From the Web: Student Loan Forgiveness Update

As we inch closer to a Supreme Court decision on the issue, the education secretary confirms that student loan repayments will resume this year.


05/19/2023 1:30 P.M.

3 minute read


The U.S. Supreme Court is set to rule soon on two cases that aim to halt the Biden administration’s plan to forgive up to $20,000 in federal student loans for borrowers, according to an article in The Hill.

The Supreme Court justices are expected to issue a final ruling by the end of June.

Earlier this week, Education Secretary Miguel Cardona confirmed that the pause on federal student loan payments is still set to end this year.

“The emergency period is over and we’re preparing our borrowers to restart,” Cardona said at a Senate Committee on Appropriations hearing.

He “reiterated that the Biden administration plans to restart student loan payments no later than 60 days after June 30, despite some speculation that the pause would be extended for a 10th time,” The Hill reported.

“We recognize that our borrowers need information and they need a long on-ramp because it has been three years of resuming payments. We’re confident, [s]enator, that the Supreme Court will rule in favor of the targeted debt relief, providing relief for millions of borrowers, and we want to make sure that the information that borrowers get is accurate,” Cardona said at the May 17 hearing.

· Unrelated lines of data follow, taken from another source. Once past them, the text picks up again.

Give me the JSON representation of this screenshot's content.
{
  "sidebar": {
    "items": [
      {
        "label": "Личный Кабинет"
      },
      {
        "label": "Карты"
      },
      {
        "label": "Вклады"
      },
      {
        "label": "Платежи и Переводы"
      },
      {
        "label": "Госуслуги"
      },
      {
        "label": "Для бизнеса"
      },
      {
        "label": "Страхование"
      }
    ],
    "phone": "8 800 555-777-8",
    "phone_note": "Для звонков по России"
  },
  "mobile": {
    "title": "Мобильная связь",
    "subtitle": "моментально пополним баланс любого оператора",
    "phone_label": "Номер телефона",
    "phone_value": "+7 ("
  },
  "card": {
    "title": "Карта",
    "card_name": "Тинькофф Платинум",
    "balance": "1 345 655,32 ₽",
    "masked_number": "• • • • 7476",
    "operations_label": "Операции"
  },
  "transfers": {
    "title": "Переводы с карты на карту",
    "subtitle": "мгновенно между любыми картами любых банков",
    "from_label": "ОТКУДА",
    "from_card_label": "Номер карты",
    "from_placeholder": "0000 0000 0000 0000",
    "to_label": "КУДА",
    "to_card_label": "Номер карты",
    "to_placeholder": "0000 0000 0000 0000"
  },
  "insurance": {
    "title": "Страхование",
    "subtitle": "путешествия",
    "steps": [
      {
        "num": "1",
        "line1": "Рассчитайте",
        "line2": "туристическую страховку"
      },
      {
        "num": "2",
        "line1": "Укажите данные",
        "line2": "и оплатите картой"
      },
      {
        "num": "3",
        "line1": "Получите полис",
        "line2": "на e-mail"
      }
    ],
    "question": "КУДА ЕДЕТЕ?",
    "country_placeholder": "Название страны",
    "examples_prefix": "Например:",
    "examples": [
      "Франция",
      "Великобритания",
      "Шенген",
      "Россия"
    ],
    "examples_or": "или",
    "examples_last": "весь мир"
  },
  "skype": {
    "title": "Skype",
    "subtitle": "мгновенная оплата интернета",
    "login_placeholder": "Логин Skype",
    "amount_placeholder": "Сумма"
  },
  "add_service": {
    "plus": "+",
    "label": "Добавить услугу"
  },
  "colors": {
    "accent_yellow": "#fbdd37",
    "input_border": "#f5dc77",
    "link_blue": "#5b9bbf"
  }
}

Here’s the breakdown of the two cases under Supreme Court review:

Biden v. Nebraska

A group of six Republican-led states challenged the student loan forgiveness plan, claiming the loss of tax income and other revenues from state organizations’ business dealings with some loan servicers would cause their economies to suffer, ACA International previously reported.

Supreme Court oral arguments in the case from the 8th Circuit Court of Appeals were held in February.

The 8th Circuit issued a temporary injunction in November to halt the program until the legality of the debt relief is decided.

Department of Education v. Brown

In this case brought by two individuals, backed by the Jobs Creators Network Foundation, a Texas district judge ruled in the complaint that  Biden lacked the authority to establish the student debt relief program.

In November, the 5th Circuit Court of Appeals maintained the district court’s decision, and Supreme Court oral arguments in this case were also held in February.

The arguments focused on Cardona’s authority to create a loan cancellation program under the Higher Education Relief Opportunities for Students (HEROES) Act of 2003 and whether a group of Republican state attorneys general and two student loan borrowers had standing to file suit against the federal program, ACA previously reported.


What’s Next?

In an analysis put out by Temple University, Mark Rahdert, professor of constitutional law at Beasley School of Law, weighed in on the potential outcomes of the Supreme Court’s decision:

“In the event that both cases get dismissed, Rahdert says it is still possible that new lawsuits could pop up in the future. He has an eye on student loan servicers—agencies responsible for processing student loan payments—in particular because they may have legal grounds to file a lawsuit against the Biden administration.

‘Student loan servicers would certainly have grounds to bring forward a lawsuit against the Biden administration because they can argue that their business interests are being impacted by the student loan forgiveness plan,’ Rahdert said.”